Por outro lado, a FIPA oferece uma série de protocolos de interação, aptos para implementar negociações entre agentes (FIPA, SC00036, 2001) (FIPA, XC00031, 2001) (FIPA, XC00032, 2001), que seriam úteis para que a decisão de qual seria o agente raiz, pudesse ser feita de forma dinâmica. Além disso as plataforma de comunicação FIPA oferecem serviços auxiliares de diretório (FIPA, SC00001, 2001) (FIPA, SC00023, 2001) que fornecem informaçôes sobre os agentes existentes num dado sistema e suas capacidades (linguagens de conteúdo, ontologias, protocolos de interação e serviços suportados pelos agentes). Estes serviços poderiam ser usados para que as informações relativas ao grafo de comunicação de uma dada MSBN também fossem localizadas de forma dinâmica. Neste caso mais dinâmico, as próprias sub-rede locais que deverão ser atribuídas para cada agente podem ser representadas por meio do esquema proposto na seção 5.4 deste trabalho e encaminhadas aos agentes por meio de mensagens FIPA-ACL apropriadas.

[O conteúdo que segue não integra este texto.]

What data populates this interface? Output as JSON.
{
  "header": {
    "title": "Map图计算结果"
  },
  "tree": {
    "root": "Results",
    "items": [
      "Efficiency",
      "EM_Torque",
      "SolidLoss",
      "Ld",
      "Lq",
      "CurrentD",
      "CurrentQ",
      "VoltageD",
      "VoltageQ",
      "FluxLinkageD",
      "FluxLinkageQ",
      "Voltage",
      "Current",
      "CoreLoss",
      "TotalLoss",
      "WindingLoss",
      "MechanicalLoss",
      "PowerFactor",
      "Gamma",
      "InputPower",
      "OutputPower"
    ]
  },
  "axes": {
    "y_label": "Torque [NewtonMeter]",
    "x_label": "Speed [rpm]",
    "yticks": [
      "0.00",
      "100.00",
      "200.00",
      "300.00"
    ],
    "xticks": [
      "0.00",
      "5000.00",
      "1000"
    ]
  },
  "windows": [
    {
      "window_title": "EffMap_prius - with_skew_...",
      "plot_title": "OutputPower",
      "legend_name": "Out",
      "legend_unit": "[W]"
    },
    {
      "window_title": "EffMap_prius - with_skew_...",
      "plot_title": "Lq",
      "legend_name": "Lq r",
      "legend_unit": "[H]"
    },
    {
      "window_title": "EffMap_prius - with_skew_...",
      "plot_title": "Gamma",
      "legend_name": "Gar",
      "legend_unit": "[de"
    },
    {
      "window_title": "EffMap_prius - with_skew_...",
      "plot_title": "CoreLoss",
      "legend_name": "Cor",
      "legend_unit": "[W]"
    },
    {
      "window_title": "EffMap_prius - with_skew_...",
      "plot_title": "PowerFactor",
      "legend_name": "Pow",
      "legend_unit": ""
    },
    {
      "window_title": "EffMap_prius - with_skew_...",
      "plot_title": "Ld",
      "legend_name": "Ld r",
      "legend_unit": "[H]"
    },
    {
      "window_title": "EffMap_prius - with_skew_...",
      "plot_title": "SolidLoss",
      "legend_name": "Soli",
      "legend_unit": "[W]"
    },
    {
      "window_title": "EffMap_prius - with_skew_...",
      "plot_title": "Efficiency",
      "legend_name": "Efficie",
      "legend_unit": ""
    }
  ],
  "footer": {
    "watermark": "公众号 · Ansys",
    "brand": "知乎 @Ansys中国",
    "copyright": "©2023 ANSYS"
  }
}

Esta seção será encerrada pela apresentação de um exemplo concreto de interação entre os agentes da MSBN exemplo. Supondo que o agente raiz do grafo de comunicação seja o agente ag1 e que este agente tenha decidido que uma operação de manutenção de consistência deve ser iniciada.

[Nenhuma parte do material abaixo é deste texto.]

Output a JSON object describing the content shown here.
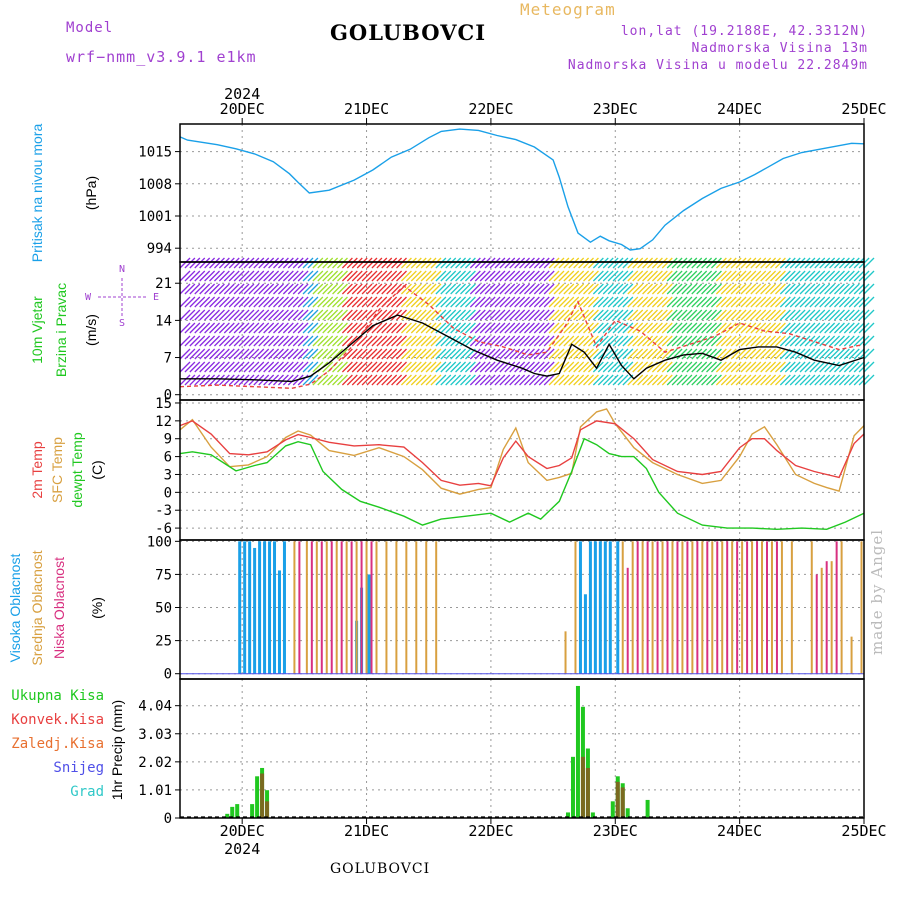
{
  "header": {
    "model_label": "Model",
    "model_name": "wrf−nmm_v3.9.1  e1km",
    "title": "GOLUBOVCI",
    "meteogram": "Meteogram",
    "lonlat": "lon,lat (19.2188E, 42.3312N)",
    "elevation": "Nadmorska Visina 13m",
    "model_elevation": "Nadmorska Visina u modelu 22.2849m"
  },
  "footer": {
    "station": "GOLUBOVCI",
    "made_by": "made by Angel"
  },
  "colors": {
    "pressure": "#1aa0e8",
    "wind_speed": "#000000",
    "temp2m": "#e84040",
    "sfc_temp": "#d8a040",
    "dewpoint": "#20c820",
    "cloud_high": "#1aa0e8",
    "cloud_mid": "#d8a040",
    "cloud_low": "#d83080",
    "precip_total": "#20c820",
    "precip_conv": "#e84040",
    "precip_frozen": "#e87030",
    "snow": "#5050e8",
    "hail": "#30c8c8",
    "purple": "#a040d0"
  },
  "chart_data": [
    {
      "id": "pressure",
      "type": "line",
      "ylabel": "Pritisak na nivou mora",
      "unit": "(hPa)",
      "yticks": [
        994,
        1001,
        1008,
        1015
      ],
      "ylim": [
        991,
        1021
      ],
      "x": [
        0,
        0.06,
        0.3,
        0.45,
        0.6,
        0.75,
        0.88,
        0.95,
        1.04,
        1.2,
        1.4,
        1.55,
        1.7,
        1.85,
        2.0,
        2.1,
        2.25,
        2.4,
        2.55,
        2.7,
        2.85,
        3.0,
        3.05,
        3.12,
        3.2,
        3.3,
        3.38,
        3.45,
        3.55,
        3.62,
        3.7,
        3.8,
        3.9,
        4.05,
        4.2,
        4.35,
        4.5,
        4.62,
        4.72,
        4.85,
        5.0,
        5.2,
        5.4,
        5.5
      ],
      "y": [
        1018.2,
        1017.5,
        1016.5,
        1015.6,
        1014.5,
        1012.8,
        1010.2,
        1008.3,
        1006.0,
        1006.6,
        1008.8,
        1011.0,
        1013.8,
        1015.5,
        1018.0,
        1019.4,
        1019.9,
        1019.6,
        1018.5,
        1017.6,
        1016.0,
        1013.2,
        1009.4,
        1003.0,
        997.3,
        995.3,
        996.6,
        995.6,
        994.8,
        993.6,
        993.9,
        995.8,
        999.0,
        1002.2,
        1004.8,
        1007.0,
        1008.4,
        1010.0,
        1011.5,
        1013.5,
        1014.8,
        1015.8,
        1016.8,
        1016.7
      ]
    },
    {
      "id": "wind",
      "type": "line",
      "ylabel": "10m Vjetar Brzina i Pravac",
      "unit": "(m/s)",
      "yticks": [
        0,
        7,
        14,
        21
      ],
      "ylim": [
        -1,
        25
      ],
      "compass": {
        "n": "N",
        "s": "S",
        "e": "E",
        "w": "W"
      },
      "series": [
        {
          "key": "speed",
          "x": [
            0,
            0.3,
            0.6,
            0.9,
            1.05,
            1.2,
            1.35,
            1.55,
            1.75,
            1.95,
            2.15,
            2.35,
            2.55,
            2.75,
            2.85,
            2.95,
            3.05,
            3.15,
            3.25,
            3.35,
            3.45,
            3.55,
            3.65,
            3.75,
            3.9,
            4.05,
            4.2,
            4.35,
            4.5,
            4.65,
            4.8,
            4.95,
            5.1,
            5.3,
            5.5
          ],
          "y": [
            3.0,
            3.0,
            2.8,
            2.5,
            3.5,
            6.0,
            9.0,
            13.0,
            15.0,
            13.5,
            11.0,
            8.5,
            6.5,
            5.0,
            4.0,
            3.5,
            4.0,
            9.5,
            8.0,
            5.0,
            9.5,
            5.5,
            3.0,
            5.0,
            6.5,
            7.5,
            7.8,
            6.5,
            8.5,
            9.0,
            9.0,
            8.0,
            6.5,
            5.5,
            7.0
          ]
        },
        {
          "key": "gust",
          "x": [
            0,
            0.3,
            0.6,
            0.9,
            1.05,
            1.2,
            1.4,
            1.6,
            1.8,
            2.0,
            2.2,
            2.4,
            2.6,
            2.8,
            2.95,
            3.1,
            3.2,
            3.35,
            3.5,
            3.7,
            3.9,
            4.1,
            4.3,
            4.5,
            4.7,
            4.9,
            5.1,
            5.3,
            5.5
          ],
          "y": [
            1.5,
            1.8,
            1.5,
            1.2,
            2.0,
            4.5,
            9.5,
            16.0,
            20.5,
            17.0,
            12.5,
            10.0,
            9.0,
            7.5,
            8.0,
            13.0,
            17.5,
            9.0,
            14.0,
            12.0,
            8.0,
            9.5,
            11.0,
            13.5,
            12.0,
            11.5,
            10.0,
            8.5,
            9.5
          ]
        }
      ]
    },
    {
      "id": "temperature",
      "type": "line",
      "ylabel": [
        "2m Temp",
        "SFC Temp",
        "dewpt Temp"
      ],
      "unit": "(C)",
      "yticks": [
        -6,
        -3,
        0,
        3,
        6,
        9,
        12,
        15
      ],
      "ylim": [
        -8,
        15.5
      ],
      "series": [
        {
          "name": "2m Temp",
          "key": "t2m",
          "x": [
            0,
            0.1,
            0.25,
            0.4,
            0.55,
            0.7,
            0.85,
            0.95,
            1.05,
            1.2,
            1.4,
            1.6,
            1.8,
            1.95,
            2.1,
            2.25,
            2.4,
            2.5,
            2.6,
            2.7,
            2.8,
            2.95,
            3.05,
            3.15,
            3.22,
            3.35,
            3.5,
            3.65,
            3.8,
            4.0,
            4.2,
            4.35,
            4.5,
            4.6,
            4.7,
            4.8,
            4.95,
            5.1,
            5.2,
            5.3,
            5.42,
            5.5
          ],
          "y": [
            11.2,
            12.0,
            9.8,
            6.5,
            6.3,
            6.8,
            8.8,
            9.7,
            9.2,
            8.4,
            7.8,
            8.0,
            7.6,
            5.0,
            2.0,
            1.2,
            1.5,
            1.1,
            5.8,
            8.6,
            6.0,
            4.0,
            4.5,
            5.8,
            10.5,
            12.0,
            11.5,
            9.0,
            5.5,
            3.5,
            3.0,
            3.5,
            7.5,
            9.0,
            9.0,
            7.0,
            4.5,
            3.5,
            3.0,
            2.5,
            8.2,
            9.8
          ]
        },
        {
          "name": "SFC Temp",
          "key": "sfc",
          "x": [
            0,
            0.1,
            0.25,
            0.4,
            0.55,
            0.7,
            0.85,
            0.95,
            1.05,
            1.2,
            1.4,
            1.6,
            1.8,
            1.95,
            2.1,
            2.25,
            2.4,
            2.5,
            2.6,
            2.7,
            2.8,
            2.95,
            3.05,
            3.15,
            3.22,
            3.35,
            3.43,
            3.5,
            3.65,
            3.8,
            4.0,
            4.2,
            4.35,
            4.5,
            4.6,
            4.7,
            4.8,
            4.95,
            5.1,
            5.2,
            5.3,
            5.42,
            5.5
          ],
          "y": [
            10.5,
            12.2,
            7.6,
            4.3,
            4.6,
            6.0,
            9.2,
            10.3,
            9.6,
            7.0,
            6.2,
            7.5,
            6.0,
            3.8,
            0.7,
            -0.3,
            0.5,
            0.8,
            7.2,
            10.8,
            5.0,
            2.0,
            2.5,
            3.2,
            11.0,
            13.5,
            14.0,
            11.5,
            7.5,
            5.0,
            3.0,
            1.5,
            2.0,
            6.0,
            9.8,
            11.0,
            8.0,
            3.0,
            1.5,
            0.8,
            0.2,
            9.5,
            11.2
          ]
        },
        {
          "name": "dewpt Temp",
          "key": "dew",
          "x": [
            0,
            0.1,
            0.25,
            0.45,
            0.6,
            0.7,
            0.85,
            0.95,
            1.05,
            1.15,
            1.3,
            1.45,
            1.6,
            1.8,
            1.95,
            2.1,
            2.3,
            2.5,
            2.65,
            2.8,
            2.9,
            3.05,
            3.15,
            3.25,
            3.35,
            3.45,
            3.55,
            3.65,
            3.75,
            3.85,
            4.0,
            4.2,
            4.4,
            4.6,
            4.8,
            5.0,
            5.2,
            5.35,
            5.5
          ],
          "y": [
            6.5,
            6.8,
            6.3,
            3.6,
            4.5,
            5.0,
            7.8,
            8.5,
            8.0,
            3.5,
            0.5,
            -1.5,
            -2.5,
            -4.0,
            -5.5,
            -4.5,
            -4.0,
            -3.5,
            -5.0,
            -3.5,
            -4.5,
            -1.5,
            3.5,
            9.0,
            8.0,
            6.5,
            6.0,
            6.0,
            4.0,
            0.0,
            -3.5,
            -5.5,
            -6.0,
            -6.0,
            -6.2,
            -6.0,
            -6.2,
            -5.0,
            -3.5
          ]
        }
      ]
    },
    {
      "id": "clouds",
      "type": "bar",
      "ylabel": [
        "Visoka Oblacnost",
        "Srednja Oblacnost",
        "Niska Oblacnost"
      ],
      "unit": "(%)",
      "yticks": [
        0,
        25,
        50,
        75,
        100
      ],
      "ylim": [
        -4,
        101
      ],
      "series": [
        {
          "name": "Visoka Oblacnost",
          "key": "high",
          "x": [
            0.48,
            0.52,
            0.56,
            0.6,
            0.64,
            0.68,
            0.72,
            0.76,
            0.8,
            0.84,
            1.42,
            1.46,
            1.52,
            3.22,
            3.26,
            3.3,
            3.34,
            3.38,
            3.42,
            3.46,
            3.52
          ],
          "y": [
            100,
            100,
            100,
            95,
            100,
            100,
            100,
            100,
            78,
            100,
            40,
            65,
            75,
            100,
            60,
            100,
            100,
            100,
            100,
            100,
            100
          ]
        },
        {
          "name": "Srednja Oblacnost",
          "key": "mid",
          "x": [
            0.92,
            1.02,
            1.1,
            1.18,
            1.26,
            1.34,
            1.42,
            1.5,
            1.58,
            1.66,
            1.74,
            1.82,
            1.9,
            1.98,
            2.06,
            3.1,
            3.18,
            3.56,
            3.64,
            3.72,
            3.8,
            3.88,
            3.96,
            4.04,
            4.12,
            4.2,
            4.28,
            4.36,
            4.44,
            4.52,
            4.6,
            4.68,
            4.76,
            4.84,
            4.92,
            5.08,
            5.16,
            5.24,
            5.32,
            5.4,
            5.48
          ],
          "y": [
            100,
            100,
            100,
            100,
            100,
            100,
            100,
            100,
            100,
            100,
            100,
            100,
            100,
            100,
            100,
            32,
            100,
            100,
            100,
            100,
            100,
            100,
            100,
            100,
            100,
            100,
            100,
            100,
            100,
            100,
            100,
            100,
            100,
            100,
            100,
            100,
            80,
            85,
            100,
            28,
            100
          ]
        },
        {
          "name": "Niska Oblacnost",
          "key": "low",
          "x": [
            0.96,
            1.06,
            1.14,
            1.22,
            1.3,
            1.38,
            1.46,
            1.54,
            3.6,
            3.68,
            3.76,
            3.84,
            3.92,
            4.0,
            4.08,
            4.16,
            4.24,
            4.32,
            4.4,
            4.48,
            4.56,
            4.64,
            4.72,
            4.8,
            5.12,
            5.2,
            5.28
          ],
          "y": [
            100,
            100,
            100,
            100,
            100,
            100,
            100,
            100,
            80,
            100,
            100,
            100,
            100,
            100,
            100,
            100,
            100,
            100,
            100,
            100,
            100,
            100,
            100,
            100,
            75,
            85,
            100
          ]
        }
      ]
    },
    {
      "id": "precip",
      "type": "bar",
      "ylabel": [
        "Ukupna Kisa",
        "Konvek.Kisa",
        "Zaledj.Kisa",
        "Snijeg",
        "Grad"
      ],
      "axis_title": "1hr Precip (mm)",
      "yticks": [
        0,
        1.01,
        2.02,
        3.03,
        4.04
      ],
      "ylim": [
        0,
        5
      ],
      "series": [
        {
          "name": "Ukupna Kisa",
          "key": "total",
          "x": [
            0.38,
            0.42,
            0.46,
            0.58,
            0.62,
            0.66,
            0.7,
            3.12,
            3.16,
            3.2,
            3.24,
            3.28,
            3.32,
            3.48,
            3.52,
            3.56,
            3.6,
            3.76
          ],
          "y": [
            0.15,
            0.4,
            0.5,
            0.5,
            1.5,
            1.8,
            1.0,
            0.2,
            2.2,
            4.75,
            4.0,
            2.5,
            0.2,
            0.6,
            1.5,
            1.25,
            0.35,
            0.65
          ]
        },
        {
          "name": "Konvek.Kisa",
          "key": "conv",
          "x": [
            0.66,
            0.7,
            3.24,
            3.28,
            3.52,
            3.56
          ],
          "y": [
            1.6,
            0.6,
            2.2,
            1.8,
            1.3,
            1.1
          ]
        }
      ]
    }
  ],
  "x_axis": {
    "days": [
      "20DEC",
      "21DEC",
      "22DEC",
      "23DEC",
      "24DEC",
      "25DEC"
    ],
    "day_offsets": [
      0.5,
      1.5,
      2.5,
      3.5,
      4.5,
      5.5
    ],
    "year": "2024"
  }
}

Supondo que as RBs locais dos agentes sejam representadas de acordo com o esquema proposto na seção 5.4, então cada uma das variáveis binárias da MSBN, incluindo as variáveis de interface, serão representadas por predicados unários, satisfeitos por constantes que representam eventos do espaço amostral. Por exemplo, a variável H1 que corresponde aos eventos h11,h12, seria denotada por um predicado unário de mesmo nome. Os eventos correspondentes à variável seriam indicados pelas constantes h11 e h12. Neste caso a ocorrência do evento h11, seria indicada simplesmente H1(h11). Na notação puramente textual adotada nas mensagens FIPA-ACL, isto seria indicado apenas por (H1 h11).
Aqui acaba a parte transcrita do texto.